Ce que je ne comprends pas, c'est que Cimino n'ait pas davantage travaillé son scénario. Raconter la véritable histoire des Etats-Unis, ce n'est pas évident, surtout quand on met en avant la lutte des classes sanglante entre des WASP tout droit sortis d'Harvard et des immigrants venus des pays de l'est. Mais avec 3h30 devant soi, il y avait forcément moyen de faire les choses correctement, non ? A la fin du visionnage, je dois bien avouer que je n'avais pas appris grand-chose sur les motivations des divers protagonistes. Les dialogues ne sont pas suffisamment bien écrits, et les trop longues tergiversations des immigrants sur le point d'être exécutés m'ont laissé perplexe. Rien ne semblait crédible, et cela me ramène au problème de direction d'acteurs que je soulevais plus tôt. Avec son budget pharaonique et la pléthore d'acteurs, Michael Cimino avait tout pour réaliser une œuvre majeure, mais son montage final donne une impression d'à-peu-près, comme s'il n'avait pas su quoi faire avec tout cet argent et tous ces figurants. Certes, il y a de belles scènes qui ont pleinement leur place au panthéon du cinéma, mais en termes de narration, on frôle le néant absolu, et le triangle amoureux n'arrange pas les choses... En insérant une "petite" histoire de cœur au sein de la "grande" Histoire des Etats-Unis, le réalisateur oscarisé en 1979 a essayé de nous refaire le coup de "Voyage au bout de l'enfer", mais faute d'alchimie et de talent, les 3 acteurs principaux ont lamentablement échoué et scellé le destin du film par la même occasion.
Conformément à la légende, "La Porte du Paradis" est donc bien une œuvre imparfaite.
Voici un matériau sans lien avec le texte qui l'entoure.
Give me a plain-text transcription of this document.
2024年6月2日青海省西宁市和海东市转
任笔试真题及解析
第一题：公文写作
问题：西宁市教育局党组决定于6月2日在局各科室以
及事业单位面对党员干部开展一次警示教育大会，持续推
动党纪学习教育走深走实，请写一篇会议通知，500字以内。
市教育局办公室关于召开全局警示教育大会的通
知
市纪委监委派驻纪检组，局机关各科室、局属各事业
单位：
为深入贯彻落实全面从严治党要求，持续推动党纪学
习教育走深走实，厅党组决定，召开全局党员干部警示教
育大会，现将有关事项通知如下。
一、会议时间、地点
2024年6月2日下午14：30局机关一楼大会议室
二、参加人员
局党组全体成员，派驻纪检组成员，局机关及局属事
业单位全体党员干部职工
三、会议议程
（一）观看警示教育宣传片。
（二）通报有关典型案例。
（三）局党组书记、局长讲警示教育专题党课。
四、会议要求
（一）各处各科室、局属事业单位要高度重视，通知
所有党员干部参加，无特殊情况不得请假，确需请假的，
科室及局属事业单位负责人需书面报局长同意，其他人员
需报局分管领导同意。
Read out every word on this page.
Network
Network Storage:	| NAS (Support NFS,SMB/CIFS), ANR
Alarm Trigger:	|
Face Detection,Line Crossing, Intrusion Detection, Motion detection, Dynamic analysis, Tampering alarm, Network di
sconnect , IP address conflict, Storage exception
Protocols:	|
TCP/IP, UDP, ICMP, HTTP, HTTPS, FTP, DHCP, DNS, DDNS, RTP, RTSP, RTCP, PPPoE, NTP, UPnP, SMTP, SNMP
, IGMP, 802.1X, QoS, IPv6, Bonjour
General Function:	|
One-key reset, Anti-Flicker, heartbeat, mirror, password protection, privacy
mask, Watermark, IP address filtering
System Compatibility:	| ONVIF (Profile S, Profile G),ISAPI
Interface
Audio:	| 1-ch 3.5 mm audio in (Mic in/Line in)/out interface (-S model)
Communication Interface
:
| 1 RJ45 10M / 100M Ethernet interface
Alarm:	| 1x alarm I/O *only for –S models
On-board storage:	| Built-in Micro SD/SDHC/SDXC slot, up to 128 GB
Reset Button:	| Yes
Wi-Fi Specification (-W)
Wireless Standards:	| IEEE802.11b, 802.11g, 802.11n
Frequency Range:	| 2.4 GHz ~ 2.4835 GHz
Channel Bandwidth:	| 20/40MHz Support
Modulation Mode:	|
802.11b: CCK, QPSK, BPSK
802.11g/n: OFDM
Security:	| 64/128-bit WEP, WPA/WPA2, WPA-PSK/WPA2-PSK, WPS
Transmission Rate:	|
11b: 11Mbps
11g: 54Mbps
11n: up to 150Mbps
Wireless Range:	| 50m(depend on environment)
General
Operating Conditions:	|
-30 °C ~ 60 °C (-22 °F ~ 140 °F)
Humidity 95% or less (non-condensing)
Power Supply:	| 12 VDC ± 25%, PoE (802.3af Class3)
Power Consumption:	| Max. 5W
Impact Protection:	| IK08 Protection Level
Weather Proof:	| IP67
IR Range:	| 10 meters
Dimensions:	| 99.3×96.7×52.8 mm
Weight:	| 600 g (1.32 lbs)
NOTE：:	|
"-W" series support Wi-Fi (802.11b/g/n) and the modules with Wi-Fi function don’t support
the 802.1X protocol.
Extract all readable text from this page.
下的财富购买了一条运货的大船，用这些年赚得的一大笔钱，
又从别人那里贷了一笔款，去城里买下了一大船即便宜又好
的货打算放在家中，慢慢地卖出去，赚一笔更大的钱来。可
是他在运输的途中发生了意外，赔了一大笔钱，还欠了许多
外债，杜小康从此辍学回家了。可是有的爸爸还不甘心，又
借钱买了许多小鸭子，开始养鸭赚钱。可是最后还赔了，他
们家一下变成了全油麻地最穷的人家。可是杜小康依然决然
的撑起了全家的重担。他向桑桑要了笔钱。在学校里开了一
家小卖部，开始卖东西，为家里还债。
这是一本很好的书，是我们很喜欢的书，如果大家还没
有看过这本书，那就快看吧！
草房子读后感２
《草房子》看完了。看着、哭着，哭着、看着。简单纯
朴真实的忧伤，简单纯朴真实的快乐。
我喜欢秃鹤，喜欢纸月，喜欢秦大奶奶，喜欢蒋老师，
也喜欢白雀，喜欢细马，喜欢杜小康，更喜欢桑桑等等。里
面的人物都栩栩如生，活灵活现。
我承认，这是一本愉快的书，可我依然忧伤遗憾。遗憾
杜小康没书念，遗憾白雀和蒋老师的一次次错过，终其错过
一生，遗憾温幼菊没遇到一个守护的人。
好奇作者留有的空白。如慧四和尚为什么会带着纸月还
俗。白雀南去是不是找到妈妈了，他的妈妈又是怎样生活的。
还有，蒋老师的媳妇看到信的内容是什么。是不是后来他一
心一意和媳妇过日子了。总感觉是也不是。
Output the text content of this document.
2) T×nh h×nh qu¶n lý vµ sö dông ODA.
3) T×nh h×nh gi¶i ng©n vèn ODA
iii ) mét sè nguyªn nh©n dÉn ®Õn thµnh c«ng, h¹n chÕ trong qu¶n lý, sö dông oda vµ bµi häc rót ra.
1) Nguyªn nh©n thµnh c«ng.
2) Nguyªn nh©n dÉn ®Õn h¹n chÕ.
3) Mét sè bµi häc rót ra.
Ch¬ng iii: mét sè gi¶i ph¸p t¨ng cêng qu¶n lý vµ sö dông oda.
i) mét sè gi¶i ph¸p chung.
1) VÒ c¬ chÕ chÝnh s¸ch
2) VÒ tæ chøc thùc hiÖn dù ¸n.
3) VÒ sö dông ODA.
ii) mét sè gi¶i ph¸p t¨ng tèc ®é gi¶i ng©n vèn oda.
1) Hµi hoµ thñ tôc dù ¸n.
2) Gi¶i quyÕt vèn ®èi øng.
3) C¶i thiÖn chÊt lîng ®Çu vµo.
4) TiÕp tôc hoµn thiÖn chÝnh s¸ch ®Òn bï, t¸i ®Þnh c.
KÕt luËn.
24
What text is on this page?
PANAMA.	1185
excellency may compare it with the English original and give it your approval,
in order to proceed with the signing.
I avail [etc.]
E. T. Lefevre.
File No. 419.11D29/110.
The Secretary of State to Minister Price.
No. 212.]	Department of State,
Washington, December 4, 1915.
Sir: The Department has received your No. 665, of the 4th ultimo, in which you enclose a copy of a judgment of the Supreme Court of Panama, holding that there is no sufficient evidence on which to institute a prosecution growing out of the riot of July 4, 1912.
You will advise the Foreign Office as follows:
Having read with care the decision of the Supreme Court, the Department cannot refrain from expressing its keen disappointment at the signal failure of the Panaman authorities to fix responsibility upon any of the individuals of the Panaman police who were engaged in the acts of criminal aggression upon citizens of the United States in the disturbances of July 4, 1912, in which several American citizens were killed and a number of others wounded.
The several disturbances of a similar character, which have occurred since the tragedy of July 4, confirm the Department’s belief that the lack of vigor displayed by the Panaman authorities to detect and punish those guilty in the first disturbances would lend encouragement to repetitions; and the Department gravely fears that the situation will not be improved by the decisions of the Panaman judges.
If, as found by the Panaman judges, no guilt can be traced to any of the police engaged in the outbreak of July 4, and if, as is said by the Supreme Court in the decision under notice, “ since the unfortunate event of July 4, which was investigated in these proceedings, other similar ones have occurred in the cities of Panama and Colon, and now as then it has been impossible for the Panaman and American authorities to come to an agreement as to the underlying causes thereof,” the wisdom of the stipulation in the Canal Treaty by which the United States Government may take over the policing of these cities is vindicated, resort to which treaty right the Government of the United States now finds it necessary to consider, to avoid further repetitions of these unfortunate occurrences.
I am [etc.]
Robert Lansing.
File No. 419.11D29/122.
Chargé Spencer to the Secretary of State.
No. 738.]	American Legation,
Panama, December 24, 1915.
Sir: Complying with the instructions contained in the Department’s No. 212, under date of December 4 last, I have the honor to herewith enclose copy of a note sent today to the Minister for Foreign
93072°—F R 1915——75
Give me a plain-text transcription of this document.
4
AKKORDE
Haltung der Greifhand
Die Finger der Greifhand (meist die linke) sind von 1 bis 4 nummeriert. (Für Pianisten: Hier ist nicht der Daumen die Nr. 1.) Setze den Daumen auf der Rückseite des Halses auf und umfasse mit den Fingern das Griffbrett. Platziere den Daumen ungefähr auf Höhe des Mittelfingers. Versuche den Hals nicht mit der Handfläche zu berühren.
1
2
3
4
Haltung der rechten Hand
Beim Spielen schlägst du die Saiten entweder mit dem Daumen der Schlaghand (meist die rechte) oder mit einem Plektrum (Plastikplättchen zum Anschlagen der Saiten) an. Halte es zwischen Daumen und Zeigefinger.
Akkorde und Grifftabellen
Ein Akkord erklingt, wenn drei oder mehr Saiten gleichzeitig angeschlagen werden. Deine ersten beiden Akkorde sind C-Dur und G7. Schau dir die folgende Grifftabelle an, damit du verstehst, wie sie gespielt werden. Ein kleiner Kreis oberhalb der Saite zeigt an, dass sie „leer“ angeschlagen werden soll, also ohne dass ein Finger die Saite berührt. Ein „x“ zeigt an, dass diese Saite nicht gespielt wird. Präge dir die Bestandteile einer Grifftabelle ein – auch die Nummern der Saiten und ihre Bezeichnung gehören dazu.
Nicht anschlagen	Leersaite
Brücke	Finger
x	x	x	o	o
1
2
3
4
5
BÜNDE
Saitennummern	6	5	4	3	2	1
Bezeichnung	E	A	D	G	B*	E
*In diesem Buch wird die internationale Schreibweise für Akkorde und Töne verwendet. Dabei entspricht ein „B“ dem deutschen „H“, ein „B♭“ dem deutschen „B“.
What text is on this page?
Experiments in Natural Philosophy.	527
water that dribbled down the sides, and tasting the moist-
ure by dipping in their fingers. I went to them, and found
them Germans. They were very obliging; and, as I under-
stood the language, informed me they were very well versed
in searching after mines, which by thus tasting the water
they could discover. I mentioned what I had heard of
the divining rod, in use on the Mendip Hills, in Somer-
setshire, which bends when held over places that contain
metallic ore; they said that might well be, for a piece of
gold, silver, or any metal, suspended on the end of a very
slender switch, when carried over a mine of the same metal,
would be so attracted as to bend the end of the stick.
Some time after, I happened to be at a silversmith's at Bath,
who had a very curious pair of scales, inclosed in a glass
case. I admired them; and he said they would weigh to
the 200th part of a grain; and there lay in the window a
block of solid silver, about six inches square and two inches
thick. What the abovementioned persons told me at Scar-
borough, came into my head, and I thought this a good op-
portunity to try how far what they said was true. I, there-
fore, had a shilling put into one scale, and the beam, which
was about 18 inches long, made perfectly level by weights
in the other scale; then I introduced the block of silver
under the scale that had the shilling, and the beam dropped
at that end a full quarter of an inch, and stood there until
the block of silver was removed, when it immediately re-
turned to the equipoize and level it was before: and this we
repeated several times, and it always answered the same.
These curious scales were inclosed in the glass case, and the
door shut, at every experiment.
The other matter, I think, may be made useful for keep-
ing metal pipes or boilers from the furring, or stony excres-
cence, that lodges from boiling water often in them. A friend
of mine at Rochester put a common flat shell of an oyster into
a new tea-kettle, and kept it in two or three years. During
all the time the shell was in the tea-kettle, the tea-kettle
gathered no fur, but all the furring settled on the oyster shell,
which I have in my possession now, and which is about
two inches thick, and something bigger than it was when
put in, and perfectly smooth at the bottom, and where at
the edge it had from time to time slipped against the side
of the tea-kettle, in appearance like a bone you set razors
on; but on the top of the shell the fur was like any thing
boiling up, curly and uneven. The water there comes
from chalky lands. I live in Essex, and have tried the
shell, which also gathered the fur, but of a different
Aussi impressionnant sur le plan technique qu'il est brouillon sur le plan narratif, ce film ambitieux sur le papier ne peut que diviser les foules. Michael Cimino donne constamment l'impression de vouloir en mettre plein la vue aux spectateurs, sans avoir la moindre idée de ce qu'il cherche à leur raconter. Pendant plus de 3 heures, il enchaîne donc des scènes de pure maestria technique, mais le résultat final manque clairement d'âme. Obnubilé qu'il était par son désir de réaliser le plus grand chef d'œuvre de tous les temps, Cimino a sans doute oublié une des règles fondatrices du cinéma : pour faire un bon film, il faut une bonne histoire et de bons acteurs.